Microsoft and RSA Security have said they will work together to develop authentication technology, making it easier to secure Windows and keep sensitive corporate information safe. The announcement came at RSA’s annual security conference in San Francisco.
Specifically, Microsoft said it will use RSA’s SecurID technology to offer an alternative to traditional password-based access control. SecurID uses authentication tokens in addition to a personal identification number (PIN).
The keychain-size tokens generate new, random digital passwords every 60 seconds that only work when the PIN number is also provided by the user.
This so-called two-factor authentication eliminates the need to constantly change user passwords and reduces the risk that unauthorized users will access a network. Unlike other options, however — such as biometrics or other smart-card solutions — the RSA option does not require that additional hardware be added to the network.
Art Coviello, RSA’s CEO, called the solution a “smart, simple alternative to static passwords” that will help enterprises avoid “expensive and damaging security breaches.”
“Customers have told us they want strong, integrated authentication technology,” Microsoft security chief Michael Nash said.
The security industry has long tried to encourage enterprises to adopt more vigorous forms of identification and access control. Employees often choose easy-to-remember — and therefore easy to decipher — passwords, and passwords used for long periods of time can be stolen by hackers simply by tracking a user’s keystrokes.
Despite the shortcomings of traditional passwords, hardware-based solutions such as smart-card readers have been slow to catch on, in part because of their added expense and in part because there is no single standard that would make smart cards universal, Gartner research director Mark Nicolett told the E-Commerce Times.
“Card or token readers are still viewed as too costly and too risky an option by most enterprises,” Nicolett said.
While the RSA solution cannot do as much as a smart card, which can contain a host of information about a user, including limitations on how he or she can use certain information, it may catch on because of its ease of implementation. “Anything that doesn’t require ripping up the network or adding hardware that may or may not be the standard in five years is going to get a long look,” Nicolett added.
Window to the World
Not surprisingly, making Microsoft deployments more secure is a key theme at the RSA confab.

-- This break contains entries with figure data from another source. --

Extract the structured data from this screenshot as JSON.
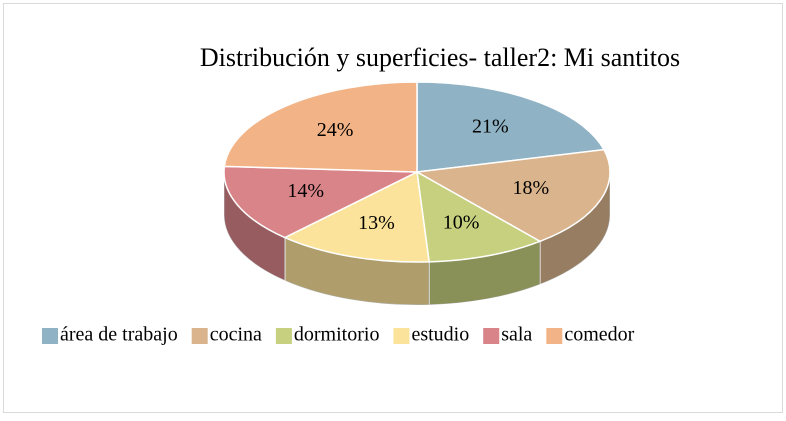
{
  "chart_data": {
    "type": "pie",
    "title": "Distribución y superficies- taller2: Mi santitos",
    "categories": [
      "área de trabajo",
      "cocina",
      "dormitorio",
      "estudio",
      "sala",
      "comedor"
    ],
    "values": [
      21,
      18,
      10,
      13,
      14,
      24
    ],
    "value_labels": [
      "21%",
      "18%",
      "10%",
      "13%",
      "14%",
      "24%"
    ],
    "colors": [
      "#8fb2c4",
      "#d9b48c",
      "#c6d07e",
      "#fbe39b",
      "#d98489",
      "#f2b487"
    ],
    "legend": "bottom"
  }
}
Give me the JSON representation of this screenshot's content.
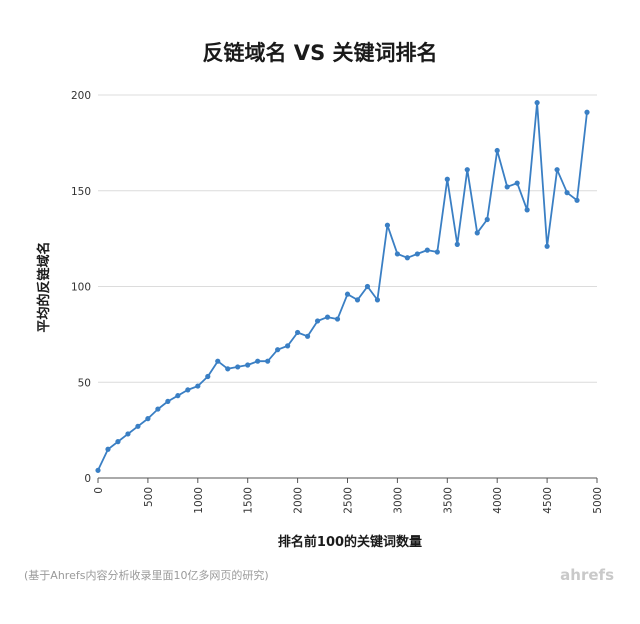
{
  "chart_data": {
    "type": "line",
    "title": "反链域名 VS 关键词排名",
    "xlabel": "排名前100的关键词数量",
    "ylabel": "平均的反链域名",
    "xlim": [
      0,
      5000
    ],
    "ylim": [
      0,
      200
    ],
    "x_ticks": [
      0,
      500,
      1000,
      1500,
      2000,
      2500,
      3000,
      3500,
      4000,
      4500,
      5000
    ],
    "y_ticks": [
      0,
      50,
      100,
      150,
      200
    ],
    "grid": true,
    "legend": "none",
    "series_color": "#3a7fc4",
    "series": [
      {
        "x": [
          0,
          100,
          200,
          300,
          400,
          500,
          600,
          700,
          800,
          900,
          1000,
          1100,
          1200,
          1300,
          1400,
          1500,
          1600,
          1700,
          1800,
          1900,
          2000,
          2100,
          2200,
          2300,
          2400,
          2500,
          2600,
          2700,
          2800,
          2900,
          3000,
          3100,
          3200,
          3300,
          3400,
          3500,
          3600,
          3700,
          3800,
          3900,
          4000,
          4100,
          4200,
          4300,
          4400,
          4500,
          4600,
          4700,
          4800,
          4900
        ],
        "values": [
          4,
          15,
          19,
          23,
          27,
          31,
          36,
          40,
          43,
          46,
          48,
          53,
          61,
          57,
          58,
          59,
          61,
          61,
          67,
          69,
          76,
          74,
          82,
          84,
          83,
          96,
          93,
          100,
          93,
          132,
          117,
          115,
          117,
          119,
          118,
          156,
          122,
          161,
          128,
          135,
          171,
          152,
          154,
          140,
          196,
          121,
          161,
          149,
          145,
          191
        ]
      }
    ]
  },
  "footnote": "(基于Ahrefs内容分析收录里面10亿多网页的研究)",
  "brand": "ahrefs"
}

IDC analyst Allan Carey said while the improvement over passwords addresses only one of the many types of security concerns surrounding Windows installations, it may signal to Windows customers that Microsoft is serious about making it secure on all fronts.

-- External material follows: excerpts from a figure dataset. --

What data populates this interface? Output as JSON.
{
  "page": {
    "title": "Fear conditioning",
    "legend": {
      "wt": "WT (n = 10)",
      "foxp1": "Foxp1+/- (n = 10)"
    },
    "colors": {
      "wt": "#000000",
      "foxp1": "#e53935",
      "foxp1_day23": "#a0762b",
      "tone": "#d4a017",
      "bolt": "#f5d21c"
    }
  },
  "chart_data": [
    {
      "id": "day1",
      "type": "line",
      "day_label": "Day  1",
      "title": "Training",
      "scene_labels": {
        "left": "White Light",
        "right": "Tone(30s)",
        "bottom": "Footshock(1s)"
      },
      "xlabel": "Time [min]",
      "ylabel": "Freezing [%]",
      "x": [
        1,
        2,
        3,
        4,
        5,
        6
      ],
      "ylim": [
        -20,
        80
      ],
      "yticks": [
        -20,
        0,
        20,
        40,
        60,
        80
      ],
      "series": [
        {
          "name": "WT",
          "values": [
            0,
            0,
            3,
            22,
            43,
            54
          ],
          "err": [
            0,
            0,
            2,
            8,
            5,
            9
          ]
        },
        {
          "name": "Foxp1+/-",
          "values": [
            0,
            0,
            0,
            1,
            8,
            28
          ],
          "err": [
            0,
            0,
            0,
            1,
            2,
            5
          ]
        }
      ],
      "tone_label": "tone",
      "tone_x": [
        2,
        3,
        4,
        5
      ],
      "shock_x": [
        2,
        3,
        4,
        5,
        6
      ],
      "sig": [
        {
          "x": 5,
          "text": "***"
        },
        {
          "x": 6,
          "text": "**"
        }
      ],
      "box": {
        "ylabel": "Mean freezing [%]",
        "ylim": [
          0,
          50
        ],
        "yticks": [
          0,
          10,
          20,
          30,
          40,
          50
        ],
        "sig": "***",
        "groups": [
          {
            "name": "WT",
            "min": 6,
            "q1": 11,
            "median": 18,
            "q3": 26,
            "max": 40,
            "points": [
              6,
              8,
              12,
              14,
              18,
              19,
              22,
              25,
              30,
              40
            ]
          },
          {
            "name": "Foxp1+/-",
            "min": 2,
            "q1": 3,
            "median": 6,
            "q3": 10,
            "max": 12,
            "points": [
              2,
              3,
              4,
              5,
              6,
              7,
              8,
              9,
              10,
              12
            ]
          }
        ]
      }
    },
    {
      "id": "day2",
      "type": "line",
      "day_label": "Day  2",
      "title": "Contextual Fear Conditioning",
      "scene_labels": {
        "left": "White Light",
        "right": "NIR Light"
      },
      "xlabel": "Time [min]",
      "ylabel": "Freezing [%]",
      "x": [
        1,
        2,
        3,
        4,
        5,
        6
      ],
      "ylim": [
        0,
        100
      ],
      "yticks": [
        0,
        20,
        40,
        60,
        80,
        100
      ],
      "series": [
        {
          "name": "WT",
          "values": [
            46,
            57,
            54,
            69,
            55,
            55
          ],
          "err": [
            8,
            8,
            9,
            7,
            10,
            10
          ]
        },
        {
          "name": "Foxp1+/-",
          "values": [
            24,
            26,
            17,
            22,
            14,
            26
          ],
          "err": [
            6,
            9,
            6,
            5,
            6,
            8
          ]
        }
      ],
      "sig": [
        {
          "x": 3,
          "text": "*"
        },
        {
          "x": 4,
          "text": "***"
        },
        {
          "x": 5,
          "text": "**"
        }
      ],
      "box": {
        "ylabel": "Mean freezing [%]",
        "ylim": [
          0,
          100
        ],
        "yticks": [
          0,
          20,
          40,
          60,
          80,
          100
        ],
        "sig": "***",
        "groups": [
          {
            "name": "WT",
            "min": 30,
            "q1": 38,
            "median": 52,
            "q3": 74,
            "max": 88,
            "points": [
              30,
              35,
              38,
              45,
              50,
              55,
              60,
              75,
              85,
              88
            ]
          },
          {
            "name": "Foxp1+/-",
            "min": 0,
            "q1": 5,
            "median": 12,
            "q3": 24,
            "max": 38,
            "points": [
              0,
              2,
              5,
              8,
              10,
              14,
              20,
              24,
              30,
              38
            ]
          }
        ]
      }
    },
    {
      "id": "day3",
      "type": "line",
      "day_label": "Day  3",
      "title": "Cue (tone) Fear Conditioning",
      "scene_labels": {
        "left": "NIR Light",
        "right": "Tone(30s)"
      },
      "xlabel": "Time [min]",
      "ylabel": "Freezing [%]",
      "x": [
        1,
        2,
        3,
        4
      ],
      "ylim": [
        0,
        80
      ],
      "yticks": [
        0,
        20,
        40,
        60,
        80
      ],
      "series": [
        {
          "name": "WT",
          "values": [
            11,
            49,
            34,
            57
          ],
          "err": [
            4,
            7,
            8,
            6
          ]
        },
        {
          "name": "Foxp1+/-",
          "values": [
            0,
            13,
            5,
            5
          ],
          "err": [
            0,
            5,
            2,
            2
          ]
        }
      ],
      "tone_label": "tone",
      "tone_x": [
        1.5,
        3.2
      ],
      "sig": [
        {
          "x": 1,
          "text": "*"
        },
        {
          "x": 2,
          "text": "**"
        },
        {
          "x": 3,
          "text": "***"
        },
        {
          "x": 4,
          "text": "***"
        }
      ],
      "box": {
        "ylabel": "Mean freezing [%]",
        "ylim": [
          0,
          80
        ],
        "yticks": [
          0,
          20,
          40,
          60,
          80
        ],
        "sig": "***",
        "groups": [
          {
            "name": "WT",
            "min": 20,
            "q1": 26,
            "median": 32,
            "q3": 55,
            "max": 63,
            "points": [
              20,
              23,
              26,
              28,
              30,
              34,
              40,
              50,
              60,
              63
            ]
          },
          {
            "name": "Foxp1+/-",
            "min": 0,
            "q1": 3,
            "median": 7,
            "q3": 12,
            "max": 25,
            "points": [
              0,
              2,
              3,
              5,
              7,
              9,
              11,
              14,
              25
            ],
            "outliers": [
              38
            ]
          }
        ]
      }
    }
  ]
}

“Anything Microsoft can be seen doing to make its products safer is going to be a positive in the minds of customers,” especially those who may be considering alternatives such as Linux, Carey told the E-Commerce Times.

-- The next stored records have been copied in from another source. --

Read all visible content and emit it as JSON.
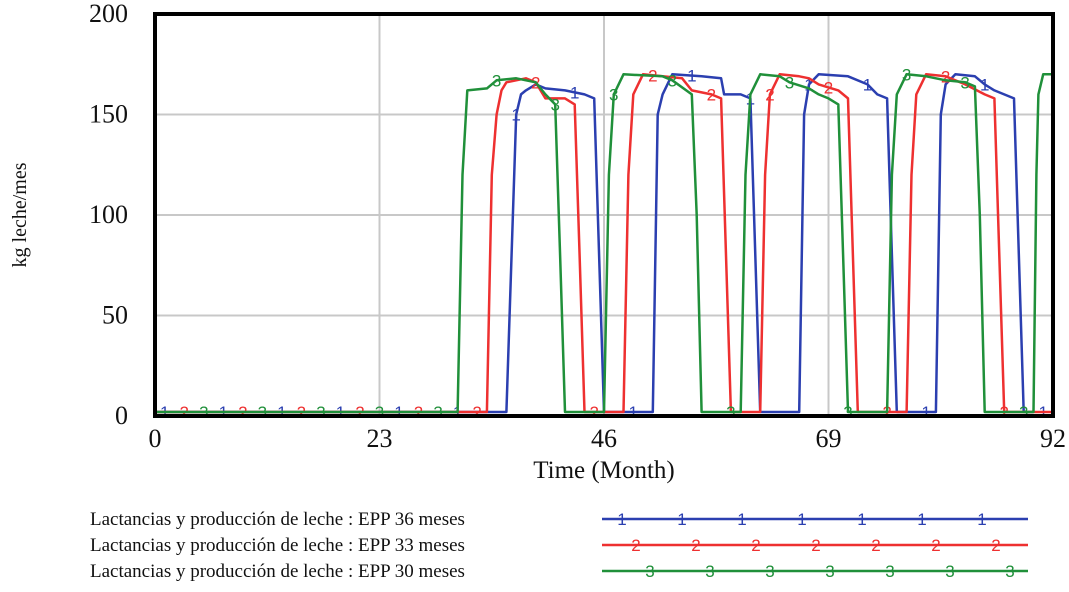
{
  "chart_data": {
    "type": "line",
    "title": "",
    "xlabel": "Time (Month)",
    "ylabel": "kg leche/mes",
    "xlim": [
      0,
      92
    ],
    "ylim": [
      0,
      200
    ],
    "x_ticks": [
      "0",
      "23",
      "46",
      "69",
      "92"
    ],
    "y_ticks": [
      "0",
      "50",
      "100",
      "150",
      "200"
    ],
    "grid": true,
    "legend_position": "bottom",
    "series": [
      {
        "name": "Lactancias y producción de leche : EPP 36 meses",
        "marker": "1",
        "color": "#2b3fb0",
        "points": [
          [
            0,
            2
          ],
          [
            36,
            2
          ],
          [
            37,
            150
          ],
          [
            37.5,
            160
          ],
          [
            38,
            162
          ],
          [
            39,
            165
          ],
          [
            40,
            163
          ],
          [
            42,
            162
          ],
          [
            44,
            160
          ],
          [
            45,
            158
          ],
          [
            45.5,
            80
          ],
          [
            46,
            2
          ],
          [
            51,
            2
          ],
          [
            51.5,
            150
          ],
          [
            52,
            160
          ],
          [
            53,
            170
          ],
          [
            56,
            169
          ],
          [
            58,
            168
          ],
          [
            58.3,
            160
          ],
          [
            60,
            160
          ],
          [
            61,
            158
          ],
          [
            61.5,
            80
          ],
          [
            62,
            2
          ],
          [
            66,
            2
          ],
          [
            66.5,
            150
          ],
          [
            67,
            165
          ],
          [
            68,
            170
          ],
          [
            71,
            169
          ],
          [
            73,
            165
          ],
          [
            74,
            160
          ],
          [
            75,
            158
          ],
          [
            75.5,
            80
          ],
          [
            76,
            2
          ],
          [
            80,
            2
          ],
          [
            80.5,
            150
          ],
          [
            81,
            165
          ],
          [
            82,
            170
          ],
          [
            84,
            169
          ],
          [
            85,
            165
          ],
          [
            86,
            162
          ],
          [
            87,
            160
          ],
          [
            88,
            158
          ],
          [
            89,
            2
          ],
          [
            90,
            2
          ]
        ]
      },
      {
        "name": "Lactancias y producción de leche : EPP 33 meses",
        "marker": "2",
        "color": "#ee3030",
        "points": [
          [
            0,
            2
          ],
          [
            34,
            2
          ],
          [
            34.5,
            120
          ],
          [
            35,
            150
          ],
          [
            35.5,
            162
          ],
          [
            36,
            166
          ],
          [
            38,
            168
          ],
          [
            39,
            166
          ],
          [
            40,
            158
          ],
          [
            42,
            158
          ],
          [
            43,
            155
          ],
          [
            43.5,
            80
          ],
          [
            44,
            2
          ],
          [
            48,
            2
          ],
          [
            48.5,
            120
          ],
          [
            49,
            160
          ],
          [
            50,
            170
          ],
          [
            52,
            169
          ],
          [
            54,
            168
          ],
          [
            55,
            162
          ],
          [
            57,
            160
          ],
          [
            58,
            158
          ],
          [
            58.5,
            80
          ],
          [
            59,
            2
          ],
          [
            62,
            2
          ],
          [
            62.5,
            120
          ],
          [
            63,
            160
          ],
          [
            64,
            170
          ],
          [
            66,
            169
          ],
          [
            67,
            168
          ],
          [
            68,
            165
          ],
          [
            70,
            162
          ],
          [
            71,
            158
          ],
          [
            71.5,
            80
          ],
          [
            72,
            2
          ],
          [
            77,
            2
          ],
          [
            77.5,
            120
          ],
          [
            78,
            160
          ],
          [
            79,
            170
          ],
          [
            81,
            169
          ],
          [
            83,
            165
          ],
          [
            85,
            160
          ],
          [
            86,
            158
          ],
          [
            86.5,
            80
          ],
          [
            87,
            2
          ],
          [
            92,
            2
          ]
        ]
      },
      {
        "name": "Lactancias y producción de leche : EPP 30 meses",
        "marker": "3",
        "color": "#20903a",
        "points": [
          [
            0,
            2
          ],
          [
            31,
            2
          ],
          [
            31.5,
            120
          ],
          [
            32,
            162
          ],
          [
            34,
            163
          ],
          [
            35,
            167
          ],
          [
            37,
            168
          ],
          [
            39,
            166
          ],
          [
            40,
            160
          ],
          [
            41,
            155
          ],
          [
            41.5,
            80
          ],
          [
            42,
            2
          ],
          [
            46,
            2
          ],
          [
            46.5,
            120
          ],
          [
            47,
            160
          ],
          [
            48,
            170
          ],
          [
            52,
            169
          ],
          [
            53,
            167
          ],
          [
            55,
            160
          ],
          [
            55.5,
            100
          ],
          [
            56,
            2
          ],
          [
            60,
            2
          ],
          [
            60.5,
            120
          ],
          [
            61,
            160
          ],
          [
            62,
            170
          ],
          [
            64,
            169
          ],
          [
            65,
            166
          ],
          [
            67,
            163
          ],
          [
            68,
            160
          ],
          [
            69,
            158
          ],
          [
            70,
            155
          ],
          [
            70.5,
            80
          ],
          [
            71,
            2
          ],
          [
            75,
            2
          ],
          [
            75.5,
            120
          ],
          [
            76,
            160
          ],
          [
            77,
            170
          ],
          [
            79,
            169
          ],
          [
            81,
            167
          ],
          [
            83,
            166
          ],
          [
            84,
            164
          ],
          [
            84.5,
            100
          ],
          [
            85,
            2
          ],
          [
            90,
            2
          ],
          [
            90.3,
            120
          ],
          [
            90.5,
            160
          ],
          [
            91,
            170
          ],
          [
            92,
            170
          ]
        ]
      }
    ]
  }
}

Also on Tuesday, Sun Microsystems announced plans to roll out an identity-management solution for Windows and other Microsoft environments.
Sun said its Identity Manager, based on technology it acquired from Waveset Lighthouse, will enable centralized management of user identities across all different applications used in an enterprise.
Gates on Security
Both announcements came just ahead of a much-anticipated keynote speech by Microsoft chairman Bill Gates at the RSA conference. Gates used that keynote to highlight the various fronts on which Microsoft is working on the security problem, citing a laundry list of industry partnerships and technology efforts.
Gates also demonstrated a number of security features that Microsoft is including inits Windows XP service pack, including the built-in firewall and enhancements built into the Internet Explorer browser.